We were completely concerned about the destinies of Private James Ryan (Damon) and everyone searching for him in the contentious hamlet of Neuville, despite the fact that the film had an issue with overt sentimentality similar to another Tom Hanks classic, Forrest Gump.

As Saving Private Ryan demonstrated, Tom Hanks is in many respects Hollywood’s prototypical Everyman, which makes him the ideal choice to star in a rescue movie. Another Hanks-led rescue classic that I particularly loved was Captain Philips (2013).

Captain Philips, a film directed by Paul Greengrass (who also made the Matt Damon-starring Jason Bourne trilogy), is based on the real-life hero of the same name, whose ship, the Maersk Alabama, was captured by Somali pirates in the Indian Ocean in 2009. Both critics and viewers praised Hanks’ performance. In this action-packed story, Hanks plays a variety of roles—victim, hero, rescuer, and victim—and his subtle emotional shifts are on full display.

The 2017 war film by Christopher Nolan Dunkirk was a remarkable technological achievement, especially in terms of its fundamental idea of depicting the actual evacuation efforts virtually wordlessly. Young actors with promise like Barry Keoghan and Fionn Whitehead shared the screen with veteran Nolan players like Tom Hardy, Cillian Murphy, and the legendary Kenneth Branagh. Once more, this was a movie that was very much intended for a big screen, and the realistic effects used were excellent.
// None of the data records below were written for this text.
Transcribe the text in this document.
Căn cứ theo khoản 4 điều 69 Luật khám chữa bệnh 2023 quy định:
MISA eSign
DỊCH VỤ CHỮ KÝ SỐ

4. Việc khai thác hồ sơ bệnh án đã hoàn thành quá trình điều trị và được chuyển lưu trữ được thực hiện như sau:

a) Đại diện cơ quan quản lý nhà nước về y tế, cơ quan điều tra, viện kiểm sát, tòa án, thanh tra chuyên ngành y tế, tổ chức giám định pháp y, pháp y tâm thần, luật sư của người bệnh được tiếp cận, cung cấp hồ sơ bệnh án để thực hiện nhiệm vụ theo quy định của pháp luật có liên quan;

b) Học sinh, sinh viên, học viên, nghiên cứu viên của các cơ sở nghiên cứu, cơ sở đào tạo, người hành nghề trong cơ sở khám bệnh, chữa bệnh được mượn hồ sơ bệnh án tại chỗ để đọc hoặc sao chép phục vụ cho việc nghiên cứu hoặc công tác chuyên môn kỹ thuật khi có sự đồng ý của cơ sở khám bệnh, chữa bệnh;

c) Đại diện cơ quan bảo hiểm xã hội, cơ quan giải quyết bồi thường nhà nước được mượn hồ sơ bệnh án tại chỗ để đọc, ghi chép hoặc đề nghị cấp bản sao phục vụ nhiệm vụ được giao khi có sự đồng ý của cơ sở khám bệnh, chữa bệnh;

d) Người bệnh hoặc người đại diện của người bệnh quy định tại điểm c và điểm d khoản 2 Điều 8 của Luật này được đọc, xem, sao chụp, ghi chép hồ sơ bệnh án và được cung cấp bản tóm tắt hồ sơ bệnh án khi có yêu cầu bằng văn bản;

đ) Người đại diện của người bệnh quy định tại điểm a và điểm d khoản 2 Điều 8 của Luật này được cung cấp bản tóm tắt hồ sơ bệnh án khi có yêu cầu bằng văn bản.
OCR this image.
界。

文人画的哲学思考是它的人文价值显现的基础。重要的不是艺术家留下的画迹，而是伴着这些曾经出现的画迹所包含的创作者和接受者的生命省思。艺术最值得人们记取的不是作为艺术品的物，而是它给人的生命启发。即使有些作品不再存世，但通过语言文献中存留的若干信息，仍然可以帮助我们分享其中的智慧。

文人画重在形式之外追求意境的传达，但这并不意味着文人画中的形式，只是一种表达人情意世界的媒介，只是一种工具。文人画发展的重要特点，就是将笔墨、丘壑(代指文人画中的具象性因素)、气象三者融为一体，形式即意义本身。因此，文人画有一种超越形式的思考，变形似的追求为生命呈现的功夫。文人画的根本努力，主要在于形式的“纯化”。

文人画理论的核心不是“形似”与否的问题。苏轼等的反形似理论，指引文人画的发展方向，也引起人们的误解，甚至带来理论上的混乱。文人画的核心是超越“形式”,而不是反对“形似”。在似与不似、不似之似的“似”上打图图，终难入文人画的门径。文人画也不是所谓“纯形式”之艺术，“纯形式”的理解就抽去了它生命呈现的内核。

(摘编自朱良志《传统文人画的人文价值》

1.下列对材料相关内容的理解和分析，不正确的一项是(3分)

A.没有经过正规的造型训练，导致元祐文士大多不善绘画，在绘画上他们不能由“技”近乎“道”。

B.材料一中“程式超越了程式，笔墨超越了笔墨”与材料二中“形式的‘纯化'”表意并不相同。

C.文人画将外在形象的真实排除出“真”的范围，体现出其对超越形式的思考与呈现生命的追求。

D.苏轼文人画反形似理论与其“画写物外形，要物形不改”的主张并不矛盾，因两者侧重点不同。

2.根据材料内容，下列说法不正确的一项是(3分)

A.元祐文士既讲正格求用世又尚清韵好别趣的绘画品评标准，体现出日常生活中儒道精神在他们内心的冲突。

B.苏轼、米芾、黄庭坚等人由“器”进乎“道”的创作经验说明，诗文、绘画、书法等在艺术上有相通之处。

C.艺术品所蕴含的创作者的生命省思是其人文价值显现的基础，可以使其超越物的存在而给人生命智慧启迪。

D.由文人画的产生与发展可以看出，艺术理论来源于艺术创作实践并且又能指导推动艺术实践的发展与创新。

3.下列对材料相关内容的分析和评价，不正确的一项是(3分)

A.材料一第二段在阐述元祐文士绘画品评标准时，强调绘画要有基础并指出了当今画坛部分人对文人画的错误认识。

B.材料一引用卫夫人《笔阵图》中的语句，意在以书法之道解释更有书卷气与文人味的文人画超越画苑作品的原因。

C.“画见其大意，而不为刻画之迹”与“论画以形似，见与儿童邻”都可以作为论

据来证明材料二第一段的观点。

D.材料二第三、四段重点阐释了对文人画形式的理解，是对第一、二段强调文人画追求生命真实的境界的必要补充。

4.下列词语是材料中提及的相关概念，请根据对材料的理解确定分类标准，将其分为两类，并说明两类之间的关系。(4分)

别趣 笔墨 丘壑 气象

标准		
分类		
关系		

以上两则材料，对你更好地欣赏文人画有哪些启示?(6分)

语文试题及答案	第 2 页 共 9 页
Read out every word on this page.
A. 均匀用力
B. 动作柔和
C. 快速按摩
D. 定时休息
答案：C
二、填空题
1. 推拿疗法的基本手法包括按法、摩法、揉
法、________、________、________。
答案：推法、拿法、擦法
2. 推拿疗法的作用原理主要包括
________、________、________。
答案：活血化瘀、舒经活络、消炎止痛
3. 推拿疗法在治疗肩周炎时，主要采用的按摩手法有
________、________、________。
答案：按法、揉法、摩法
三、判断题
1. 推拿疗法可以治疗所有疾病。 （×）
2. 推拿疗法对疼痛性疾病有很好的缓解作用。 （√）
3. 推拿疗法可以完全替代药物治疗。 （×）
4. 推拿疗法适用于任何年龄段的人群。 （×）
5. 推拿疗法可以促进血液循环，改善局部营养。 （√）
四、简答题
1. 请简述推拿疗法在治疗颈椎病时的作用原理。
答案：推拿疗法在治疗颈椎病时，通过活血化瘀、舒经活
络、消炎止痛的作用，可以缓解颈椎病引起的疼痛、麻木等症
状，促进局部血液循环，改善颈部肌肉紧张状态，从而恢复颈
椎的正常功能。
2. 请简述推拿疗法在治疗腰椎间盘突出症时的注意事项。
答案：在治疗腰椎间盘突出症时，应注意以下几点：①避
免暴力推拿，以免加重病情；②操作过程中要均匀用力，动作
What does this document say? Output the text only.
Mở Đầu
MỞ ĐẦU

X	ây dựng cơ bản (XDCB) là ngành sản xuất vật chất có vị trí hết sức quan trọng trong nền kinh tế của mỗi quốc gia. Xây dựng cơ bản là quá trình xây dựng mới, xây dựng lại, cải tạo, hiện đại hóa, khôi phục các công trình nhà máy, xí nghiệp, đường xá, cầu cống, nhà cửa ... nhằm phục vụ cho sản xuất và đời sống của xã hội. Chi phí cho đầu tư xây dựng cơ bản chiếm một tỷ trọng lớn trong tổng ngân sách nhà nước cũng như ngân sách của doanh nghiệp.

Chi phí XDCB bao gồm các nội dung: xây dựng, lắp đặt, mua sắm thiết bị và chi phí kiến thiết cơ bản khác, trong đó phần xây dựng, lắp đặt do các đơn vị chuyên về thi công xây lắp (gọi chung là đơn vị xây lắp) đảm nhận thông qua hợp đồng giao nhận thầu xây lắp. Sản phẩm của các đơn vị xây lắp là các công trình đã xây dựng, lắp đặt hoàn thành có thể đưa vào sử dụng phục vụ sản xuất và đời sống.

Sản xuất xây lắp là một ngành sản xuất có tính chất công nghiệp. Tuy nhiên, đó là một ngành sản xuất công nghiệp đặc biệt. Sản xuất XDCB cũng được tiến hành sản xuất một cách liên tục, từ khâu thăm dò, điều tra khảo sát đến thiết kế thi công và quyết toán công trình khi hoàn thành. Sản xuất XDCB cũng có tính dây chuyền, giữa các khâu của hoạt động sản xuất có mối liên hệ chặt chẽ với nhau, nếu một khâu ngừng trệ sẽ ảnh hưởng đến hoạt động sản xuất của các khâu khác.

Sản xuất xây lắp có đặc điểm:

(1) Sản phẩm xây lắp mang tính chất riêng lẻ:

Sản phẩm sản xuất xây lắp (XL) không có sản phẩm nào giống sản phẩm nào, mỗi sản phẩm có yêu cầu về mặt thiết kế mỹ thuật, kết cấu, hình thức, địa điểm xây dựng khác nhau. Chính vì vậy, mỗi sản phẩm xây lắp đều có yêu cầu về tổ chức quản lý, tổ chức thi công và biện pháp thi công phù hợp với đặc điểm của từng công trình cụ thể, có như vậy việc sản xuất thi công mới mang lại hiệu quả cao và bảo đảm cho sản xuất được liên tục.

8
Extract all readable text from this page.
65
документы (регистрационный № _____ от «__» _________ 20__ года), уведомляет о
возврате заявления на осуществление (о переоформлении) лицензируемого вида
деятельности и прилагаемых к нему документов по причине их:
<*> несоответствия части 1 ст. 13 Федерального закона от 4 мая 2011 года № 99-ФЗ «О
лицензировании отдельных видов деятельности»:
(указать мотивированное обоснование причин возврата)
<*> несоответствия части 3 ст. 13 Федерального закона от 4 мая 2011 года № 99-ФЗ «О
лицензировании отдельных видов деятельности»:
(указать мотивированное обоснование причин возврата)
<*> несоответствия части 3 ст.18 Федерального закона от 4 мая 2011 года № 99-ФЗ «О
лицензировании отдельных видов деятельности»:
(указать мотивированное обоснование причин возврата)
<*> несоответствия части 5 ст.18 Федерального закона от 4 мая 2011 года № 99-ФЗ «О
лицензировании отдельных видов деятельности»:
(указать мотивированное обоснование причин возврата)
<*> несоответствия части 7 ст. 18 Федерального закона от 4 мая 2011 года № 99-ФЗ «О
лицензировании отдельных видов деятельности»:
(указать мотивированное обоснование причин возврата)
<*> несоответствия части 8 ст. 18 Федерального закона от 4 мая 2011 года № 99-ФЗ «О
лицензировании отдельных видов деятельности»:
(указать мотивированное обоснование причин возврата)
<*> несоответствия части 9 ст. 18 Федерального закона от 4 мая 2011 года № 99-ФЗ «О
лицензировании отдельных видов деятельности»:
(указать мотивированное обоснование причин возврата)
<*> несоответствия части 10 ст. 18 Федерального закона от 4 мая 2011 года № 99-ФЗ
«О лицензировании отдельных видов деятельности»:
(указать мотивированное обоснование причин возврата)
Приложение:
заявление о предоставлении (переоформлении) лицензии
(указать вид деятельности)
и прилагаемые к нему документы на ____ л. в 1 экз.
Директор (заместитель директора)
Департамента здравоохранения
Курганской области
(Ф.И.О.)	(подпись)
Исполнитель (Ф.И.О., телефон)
The rescue film has fallen victim to a cycle of sameness in recent years, much like many other Hollywood mainstays. Consider John Krasinski, the boy next door in Hollywood, who played the endearing Jim Halpert in The Office. In his most recent films, Krasinksi has starred as macho, all-American heroes who are firmly entrenched in the role of the white savior in a series of military thrillers. These include the movie 13 Hours and the newly renewed third season of the Jack Ryan series on Amazon Prime Video. According to Alison Willmore in 2018,

While director Michael Bay stated that his movie had ‘no political intent’ and that its January release during the presidential campaign was not deliberate, many individuals on both sides of the political spectrum took it in a different way. The film 13 Hours attempted to strike a balance between somber cinema on actual American tragedies and a swaggering extravaganza from the director of Armageddon.

Nothing about Krasinski’s new appearance contributed to the strangeness of viewing him in the situation. It resulted from the cognitive dissonance of witnessing an actor, whose on-screen persona had previously leaned so heavily toward the funny-snarky-sensitive, surrounded by machismo, brandishing an assault rifle, muttering about government incompetence, and barking frustration at CIA agents who are depicted as haughty, sniveling Ivy League snobs.